About to take a home loan? Read this information before you proceed.
If you are about to apply for a housing loan, it is natural that you are filled with dread and excitement in equal measure. On the one hand, you are on your way to buying your first home. But on the other, you are worried about the housing loan and the many sub-parts in it that you are not familiar with!
Applying for a home loan is easy if you know the operative parts of the process. We compile a list of 5 factors to consider when applying for a home loan:
1 Your eligibility matters – a lot. Your loan eligibility is the amount of money you can get when you apply for a home loan. Knowing the loan eligibility helps in determining the kind of house you should look for. It is computed basis your age, number of working years left, annual income, credit history, etc. The lending agency does not consider Medical Allowance and LTA in its final calculation. Thus, your projected income is automatically reduced.

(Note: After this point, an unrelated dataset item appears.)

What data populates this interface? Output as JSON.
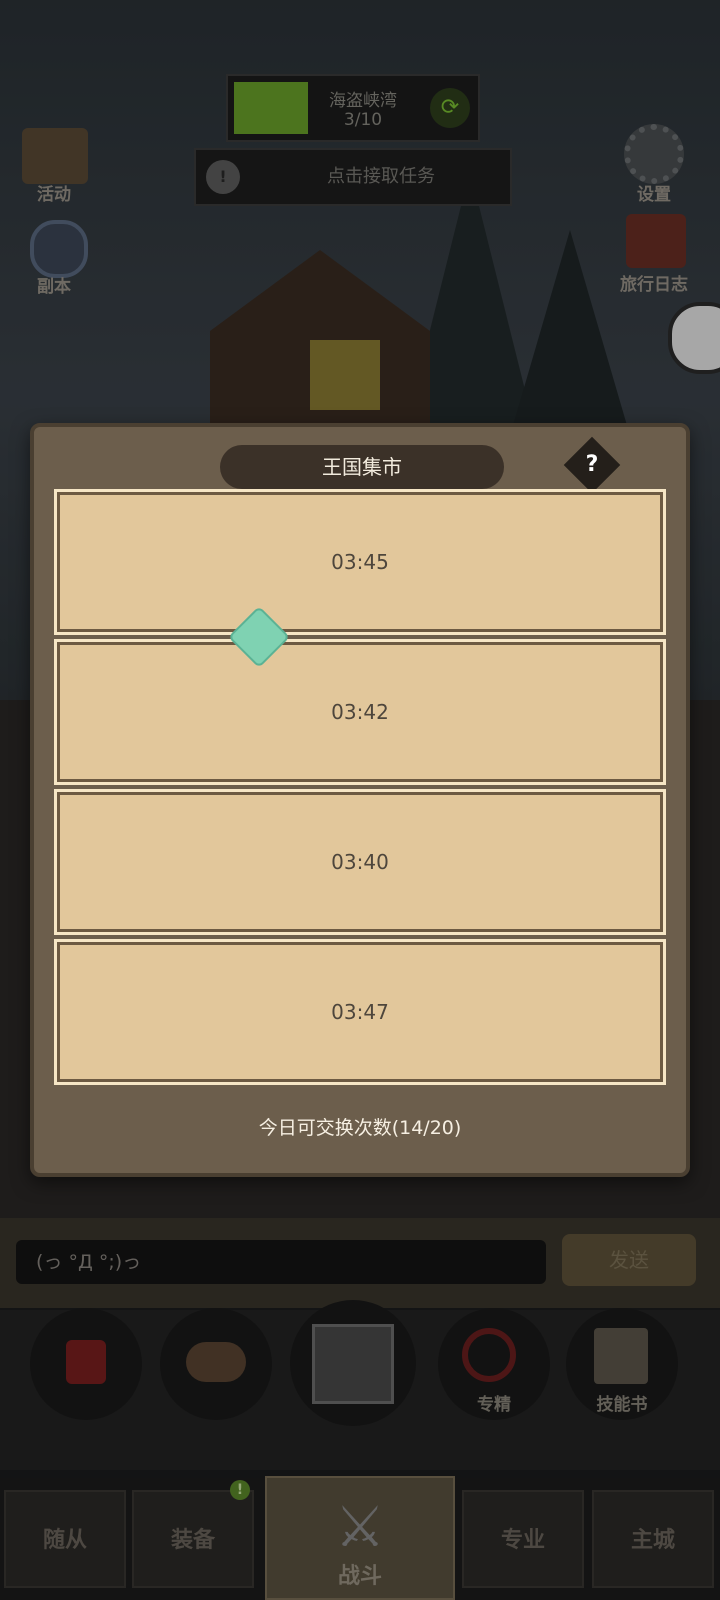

2 Clear up your credit history. Your credit history comprises any present liabilities you have (personal/car/credit card loan), any other housing loan, or even any defaults on past loans. The higher your credit score, the higher is the chance of the loan application being approved. If you are applying for a home loan, it might be a good idea to clear up any unpaid debts first. Repay all loans if you can, or leave only a small amount to be repaid before you apply for the housing loan. A poor credit history might result in the application being rejected or a higher interest rate being charged.
3 A pre-approved loan saves time. You might be in the middle of house hunting, but certain of finalising a property in about six months. Instead of waiting to apply for a loan after finding a house, you might apply for a pre-approved loan. The loan application and approval can happen concurrently while you keep looking for suitable homes. The advantage of taking a pre-approved loan is that the evaluation process is over in a month’s time, and the loan is ready and waiting for you before you give the housing agency the go-ahead to disburse the funds. This way, you save a lot of time and can make the purchase in just a few days after selecting the property, instead of applying for a home loan at that point and then waiting for the approval to come through.
4 Check the interest rates being offered. The interest being charged on the loan determines whether it is an affordable loan or not. The lower the interest rate, the lower is the EMI and the lower the money repaid to the housing finance company. Do your research about the average home loan rates being offered under both fixed and floating interest categories. Once you find the right loan product, you can also inquire about processing fees, legal evaluation fees, etc.
5 The property documents are all-important. The housing finance company goes through the house sale agreement thoroughly. Any problematic clauses or missing chain of agreements (showing ownership from first owner to the current one) are swiftly flagged and pointed out to you. The lender will give you time to correct these lacunae, but it does put a question mark on the application. It is prudent to show the sale agreement to a lawyer and have any lacunae corrected before making the loan application.